I’ll never know for certain but for some strange reason Farfarello liked to talk me. He mostly raved insanely or mouthed off when Crawford and Schulderich were around. But when I was with him, he’d explain thing to me, like how sweet blood tasted or where he’d gotten a particular knife from. Admittedly his choice in conversational topics left much to be said but I didn’t care. He chose to talk to me, to tell me these things and that was all that mattered. Even when he went into his crazy spells and had to be tied up and stuffed into a straightjacket, he always seemed to recognize my presence and never tried to hurt me.

He may be psychotic and evil and everything else that people said of him but none of it mattered to me. Above all he was my friend and I respected him. To hell with what everyone else said. In my opinion, Farfarello was the best.

~*~*~*~


I set the bucket of bleach down in the bathtub and stuffed the bloody towels into the clear liquid. My eyes began to water as the stench of chlorine shrouded me in the tiny bathroom. I wrinkled my nose and used my powers to swirl the towels around, watching as the bleach began to take on a red tinge.

I sneezed. Cleaning blood from white cloths was a bitch.

Soft footsteps against the tiled floor alerted me to Crawford’s presence.

"Don’t bother Farfarello," he ordered. "He’s sleeping now. I don’t want him causing trouble tonight."

I turned to look at the American. "What’s tonight?"

"Schulderich and I will be protecting Takatori at a ball." His expression softened slightly. "I don’t want him hurting you."

"He’s never hurt me before," I pointed out, irked. Crawford always saw the worst in Farfarello. Why couldn’t he see that the Irish man wasn’t just a whack job? There was so much more to him. For one, Farfarello was smart. He was a genius at math. On his saner days, he’d even help me with my homework.

"And I want to keep it that way," Crawford replied firmly. "I understand that you liking spending time with him but don’t overestimate him. Above all, he’s mentally unstable."

"I know, I know," I muttered curtly, turning back to the bucket of bleach. I took out my frustrations on the poor towels, roughly dunking them in and out of the odorous chlorine with annoyed thoughts. "You’ve told me that a million times. "

He sighed in a 'troubled teenagers just never understand the wisdom of us older folk' sort of manner. "Just heed my warning, okay Nagi?"

I grunted noncommittally.

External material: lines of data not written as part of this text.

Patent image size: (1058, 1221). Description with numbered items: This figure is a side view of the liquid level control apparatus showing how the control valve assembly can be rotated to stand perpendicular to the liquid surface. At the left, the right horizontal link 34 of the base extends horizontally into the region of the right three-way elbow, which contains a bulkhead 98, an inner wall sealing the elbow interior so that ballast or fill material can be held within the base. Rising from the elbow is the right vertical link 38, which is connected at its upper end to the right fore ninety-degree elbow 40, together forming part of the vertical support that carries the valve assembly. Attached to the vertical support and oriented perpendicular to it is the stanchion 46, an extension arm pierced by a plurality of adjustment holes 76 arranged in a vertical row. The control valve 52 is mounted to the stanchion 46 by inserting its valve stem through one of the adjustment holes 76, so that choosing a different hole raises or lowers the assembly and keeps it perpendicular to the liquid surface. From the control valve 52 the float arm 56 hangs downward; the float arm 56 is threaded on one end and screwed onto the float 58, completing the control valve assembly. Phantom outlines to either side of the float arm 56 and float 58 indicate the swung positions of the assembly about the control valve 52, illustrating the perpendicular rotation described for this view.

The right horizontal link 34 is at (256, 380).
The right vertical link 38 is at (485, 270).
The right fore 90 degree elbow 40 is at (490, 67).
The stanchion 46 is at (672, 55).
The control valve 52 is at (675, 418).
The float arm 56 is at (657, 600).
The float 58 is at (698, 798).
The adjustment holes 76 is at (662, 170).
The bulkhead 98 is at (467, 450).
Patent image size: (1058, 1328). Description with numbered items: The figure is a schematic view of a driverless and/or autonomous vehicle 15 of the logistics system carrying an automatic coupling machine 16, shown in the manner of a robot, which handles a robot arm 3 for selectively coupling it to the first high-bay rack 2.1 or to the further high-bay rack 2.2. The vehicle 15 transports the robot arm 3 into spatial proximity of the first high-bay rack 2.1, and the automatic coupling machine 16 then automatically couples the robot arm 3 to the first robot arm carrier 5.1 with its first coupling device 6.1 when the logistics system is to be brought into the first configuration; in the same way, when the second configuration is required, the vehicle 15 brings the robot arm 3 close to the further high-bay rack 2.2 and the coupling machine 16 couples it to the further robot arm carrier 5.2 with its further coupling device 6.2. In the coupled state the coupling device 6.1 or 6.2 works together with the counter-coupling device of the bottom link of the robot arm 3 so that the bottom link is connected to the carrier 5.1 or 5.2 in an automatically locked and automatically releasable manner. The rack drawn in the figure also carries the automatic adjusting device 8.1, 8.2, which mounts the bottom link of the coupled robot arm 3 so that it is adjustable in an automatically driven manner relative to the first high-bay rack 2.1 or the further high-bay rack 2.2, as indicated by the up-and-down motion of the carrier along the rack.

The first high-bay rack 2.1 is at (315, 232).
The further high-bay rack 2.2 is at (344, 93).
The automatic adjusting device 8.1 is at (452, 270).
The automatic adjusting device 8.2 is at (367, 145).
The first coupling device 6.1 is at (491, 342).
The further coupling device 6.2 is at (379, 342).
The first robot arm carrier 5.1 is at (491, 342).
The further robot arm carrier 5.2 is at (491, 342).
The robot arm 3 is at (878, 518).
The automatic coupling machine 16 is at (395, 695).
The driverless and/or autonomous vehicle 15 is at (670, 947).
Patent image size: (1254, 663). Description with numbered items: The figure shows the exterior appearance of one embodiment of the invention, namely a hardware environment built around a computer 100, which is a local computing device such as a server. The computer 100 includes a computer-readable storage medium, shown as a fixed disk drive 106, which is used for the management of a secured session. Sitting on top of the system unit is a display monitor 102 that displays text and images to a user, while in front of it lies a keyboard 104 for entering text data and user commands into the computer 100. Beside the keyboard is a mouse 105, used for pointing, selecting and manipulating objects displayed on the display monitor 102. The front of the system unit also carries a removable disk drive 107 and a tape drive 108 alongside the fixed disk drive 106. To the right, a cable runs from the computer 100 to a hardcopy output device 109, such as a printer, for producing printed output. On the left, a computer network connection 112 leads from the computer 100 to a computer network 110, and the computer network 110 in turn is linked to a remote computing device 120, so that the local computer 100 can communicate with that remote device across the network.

I could care less what Crawford thought. Maybe he didn’t notice it but I wasn’t a child anymore. I wasn’t starved for love, I wasn’t afraid of him kicking me back onto the streets. He couldn’t boss me around because I didn’t care anymore.

I heard him close the door softly behind me, his footsteps trailing down the hall. "Teme."

The back-to-white towels sailed past me and began to rinse themselves under the faucet.